How do you run Show & Tell (Work Edition)?
Before the session (or at the start if keeping it spontaneous), ask participants to bring one item that represents something about them.
You can guide the theme, for example:
“Bring something on your desk that says something about how you work.”
“Bring an object that represents a recent win or learning.”
“Bring something that helps you stay productive.”
During the activity, go around the group and give each person about 30–60 seconds to:
show their item
explain why they chose it
Encourage concise storytelling to keep the pace dynamic.
For remote teams, participants simply hold the object up to their camera.
Why it’s great for a team
Many team building activities struggle to create genuine conversation. Show & Tell works because objects act as powerful storytelling triggers.
In just a short round, this activity helps teams:
humanize colleagues in a natural way
create memorable personal anchors
spark organic follow-up conversations
increase camera-on engagement in remote settings
build empathy across different work styles
It is particularly valuable in distributed teams where informal desk-side conversations don’t happen naturally.

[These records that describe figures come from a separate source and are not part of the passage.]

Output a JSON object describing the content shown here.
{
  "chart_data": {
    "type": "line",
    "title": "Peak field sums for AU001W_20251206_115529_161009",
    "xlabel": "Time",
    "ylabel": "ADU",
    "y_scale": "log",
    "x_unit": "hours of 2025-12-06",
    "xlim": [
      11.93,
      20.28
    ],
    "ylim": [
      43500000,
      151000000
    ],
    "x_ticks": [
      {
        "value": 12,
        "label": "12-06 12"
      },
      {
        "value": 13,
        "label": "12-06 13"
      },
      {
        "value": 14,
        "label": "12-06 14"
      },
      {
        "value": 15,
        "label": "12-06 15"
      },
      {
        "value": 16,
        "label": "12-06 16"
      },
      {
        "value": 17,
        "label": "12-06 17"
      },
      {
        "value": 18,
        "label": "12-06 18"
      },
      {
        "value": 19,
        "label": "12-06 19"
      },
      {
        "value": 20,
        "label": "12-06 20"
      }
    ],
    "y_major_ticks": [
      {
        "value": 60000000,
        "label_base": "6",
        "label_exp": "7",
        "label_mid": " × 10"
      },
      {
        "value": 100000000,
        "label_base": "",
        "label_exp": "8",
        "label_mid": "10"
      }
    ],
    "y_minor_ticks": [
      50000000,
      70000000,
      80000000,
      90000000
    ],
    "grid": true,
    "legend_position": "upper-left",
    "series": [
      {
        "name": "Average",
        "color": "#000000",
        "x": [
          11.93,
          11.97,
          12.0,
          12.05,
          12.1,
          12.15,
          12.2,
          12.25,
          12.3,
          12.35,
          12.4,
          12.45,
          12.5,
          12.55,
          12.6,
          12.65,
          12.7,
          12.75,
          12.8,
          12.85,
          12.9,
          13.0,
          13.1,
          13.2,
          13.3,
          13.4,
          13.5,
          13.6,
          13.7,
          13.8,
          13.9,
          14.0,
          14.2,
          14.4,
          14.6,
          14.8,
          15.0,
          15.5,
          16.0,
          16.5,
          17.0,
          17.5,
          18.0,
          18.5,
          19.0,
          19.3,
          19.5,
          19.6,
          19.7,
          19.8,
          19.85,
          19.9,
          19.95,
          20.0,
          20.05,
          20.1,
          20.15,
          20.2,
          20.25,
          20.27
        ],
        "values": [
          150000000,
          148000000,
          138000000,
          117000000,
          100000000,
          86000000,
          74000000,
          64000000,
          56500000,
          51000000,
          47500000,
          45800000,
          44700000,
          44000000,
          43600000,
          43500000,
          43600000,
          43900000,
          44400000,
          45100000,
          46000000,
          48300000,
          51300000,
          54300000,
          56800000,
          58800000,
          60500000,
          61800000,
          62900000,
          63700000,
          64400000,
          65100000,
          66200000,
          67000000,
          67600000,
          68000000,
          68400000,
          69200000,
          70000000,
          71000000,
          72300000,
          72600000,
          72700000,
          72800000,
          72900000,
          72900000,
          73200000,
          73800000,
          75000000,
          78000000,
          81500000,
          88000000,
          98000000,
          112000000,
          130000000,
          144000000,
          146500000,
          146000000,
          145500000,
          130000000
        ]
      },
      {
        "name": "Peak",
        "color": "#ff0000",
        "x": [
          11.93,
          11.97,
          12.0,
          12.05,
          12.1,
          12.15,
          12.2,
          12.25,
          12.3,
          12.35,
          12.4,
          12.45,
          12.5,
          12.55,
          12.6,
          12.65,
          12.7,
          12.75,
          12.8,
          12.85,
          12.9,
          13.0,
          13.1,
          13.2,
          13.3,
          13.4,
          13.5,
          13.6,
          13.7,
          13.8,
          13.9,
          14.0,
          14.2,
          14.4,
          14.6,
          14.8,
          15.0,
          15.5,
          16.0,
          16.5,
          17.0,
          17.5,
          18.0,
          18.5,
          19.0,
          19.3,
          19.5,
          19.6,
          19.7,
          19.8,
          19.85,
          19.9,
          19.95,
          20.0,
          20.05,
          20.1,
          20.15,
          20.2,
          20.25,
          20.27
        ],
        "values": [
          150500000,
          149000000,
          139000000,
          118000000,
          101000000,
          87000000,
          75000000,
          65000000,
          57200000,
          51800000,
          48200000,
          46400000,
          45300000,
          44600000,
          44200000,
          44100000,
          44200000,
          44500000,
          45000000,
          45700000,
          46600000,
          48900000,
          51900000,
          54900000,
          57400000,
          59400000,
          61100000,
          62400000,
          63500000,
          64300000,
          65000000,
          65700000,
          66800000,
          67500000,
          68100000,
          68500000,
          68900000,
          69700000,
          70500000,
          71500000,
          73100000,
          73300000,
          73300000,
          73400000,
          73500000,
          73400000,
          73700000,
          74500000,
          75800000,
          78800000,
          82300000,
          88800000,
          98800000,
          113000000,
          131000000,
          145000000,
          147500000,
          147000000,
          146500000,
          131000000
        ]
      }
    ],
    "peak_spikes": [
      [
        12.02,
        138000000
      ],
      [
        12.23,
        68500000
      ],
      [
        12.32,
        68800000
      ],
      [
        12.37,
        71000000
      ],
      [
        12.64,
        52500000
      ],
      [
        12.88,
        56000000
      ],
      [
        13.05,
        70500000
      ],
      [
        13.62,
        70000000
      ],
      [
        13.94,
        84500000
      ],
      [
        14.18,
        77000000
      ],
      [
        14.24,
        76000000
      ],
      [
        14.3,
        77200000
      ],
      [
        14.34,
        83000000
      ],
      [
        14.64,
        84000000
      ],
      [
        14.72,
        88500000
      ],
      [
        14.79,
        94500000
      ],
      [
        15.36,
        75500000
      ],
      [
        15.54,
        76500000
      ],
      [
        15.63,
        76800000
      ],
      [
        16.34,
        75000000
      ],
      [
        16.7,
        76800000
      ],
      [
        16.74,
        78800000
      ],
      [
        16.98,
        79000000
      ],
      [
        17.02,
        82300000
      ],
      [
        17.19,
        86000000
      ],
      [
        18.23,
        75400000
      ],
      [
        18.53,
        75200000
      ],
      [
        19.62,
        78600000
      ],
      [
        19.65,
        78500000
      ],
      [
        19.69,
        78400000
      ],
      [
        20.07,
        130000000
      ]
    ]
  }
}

From a team dynamics perspective, object-based storytelling tends to produce more authentic sharing than direct personal questions.
Teams that regularly incorporate visual sharing moments often experience warmer meeting dynamics and stronger interpersonal familiarity.
How to organize it effectively
The facilitator’s prompt design is the biggest success factor.
Choose a theme that is:
professional but personal enough to be interesting
easy to interpret quickly
not emotionally heavy
accessible to everyone
Model the expected level of depth with your own example first. Keep it short and relevant — this prevents oversharing.
Maintain a steady tempo during the round. If someone starts telling a long story, gently guide the group forward.
For larger groups (15–20+), consider:
using breakout rooms
or selecting a handful of volunteers instead of full round-robin
In remote team building sessions, encourage participants to prepare their object in advance to avoid delays.
Avoid using the exact same prompt repeatedly over time. Rotating themes keeps the activity fresh and engaging.
When facilitated well, Show & Tell (Work Edition) is a simple but highly effective team building activity that creates authentic human moments with minimal setup.